Recommendations about use …

  • The reliability of technical analysis increases with the growth of the time interval (timeframe). Novice traders with small deposits usually start with private short-term trades with small profits. This approach is wrong – scalping is profitable only for professionals who can work with incomplete figures and weak support/resistance levels. But even they, before starting to open positions with a duration of 5-10 minutes, conduct a preliminary analysis of at least the last day.
  • Basic rules for opening deals by support/resistance levels:
  • The trend becomes sideways (consolidation) when the price fluctuates for a long time near the level with at least two touches (retest). If there are more retests, a strong upward or downward movement may start shortly;
  • Resistance and support are only one of the types of consolidation. We carry out the level only after 2-3 consecutive max/min.
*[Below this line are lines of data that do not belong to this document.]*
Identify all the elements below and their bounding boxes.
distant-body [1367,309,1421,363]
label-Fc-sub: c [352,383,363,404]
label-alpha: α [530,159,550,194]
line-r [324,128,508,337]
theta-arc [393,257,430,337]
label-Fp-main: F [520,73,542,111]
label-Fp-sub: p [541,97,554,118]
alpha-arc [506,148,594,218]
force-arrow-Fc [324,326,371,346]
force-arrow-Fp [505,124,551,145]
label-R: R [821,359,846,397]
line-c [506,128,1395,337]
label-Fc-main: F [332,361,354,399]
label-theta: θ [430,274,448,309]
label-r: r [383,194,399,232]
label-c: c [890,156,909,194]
In the process of fast trading (intraday, scalping), there is no need to look for a level where there is none!
  • Support/resistance change places when the market turns.
  • The strength of the trend is determined by its duration and the number of touches of the corridor line;
  • The speed of price movement is well determined by the slope of trend lines or moving averages (see the example of a strategy);
  • Beginners should avoid trading from the channel borders, especially the narrow ones during the sideways movement. It is better to wait for the breakdown and then enter the signals of the indicators;
  • Prices usually decrease faster (downtrend) and less in time than growth (uptrend).

Example:  The speed of trends is visible on Asian currencies, especially on the yen.

Moreover, a high rate of decline is observed throughout the entire Forex trading day. In the European session, “fast” downtrends are observed more often and traders are better off looking for entry points to sell. In the American and Asian sessions, the uptrends are longer and you can set large pending profit levels. In general, the trend of longer uptrends is observed on all Forex currency pairs, but only in the medium and long term. Inside the day and on scalping, the market "noise" is greater, and any trends may end after the next 2-3 price bars or candles.

We are always looking for additional confirmation. For example, this is the MACD oscillator. A break above/below the zero levels confirms a market reversal.

Recommendation for traders: the" speed " of trends is a relative concept. But, the downtrends continue to be fast. If you prefer to work in SELL, set the profit level and the transaction volume less than for BUY.

To summarize, let us once again remind you about the work of technical analysis only with historical data, there are no other options. They have not yet learned to predict the future. This means that any technical indicator and strategy work with a delay relative to the current market, a signal may appear when the optimal entry point has already passed. Therefore, never neglect visual constructions; they are in many cases much more accurate than oscillators and automatic expert advisors.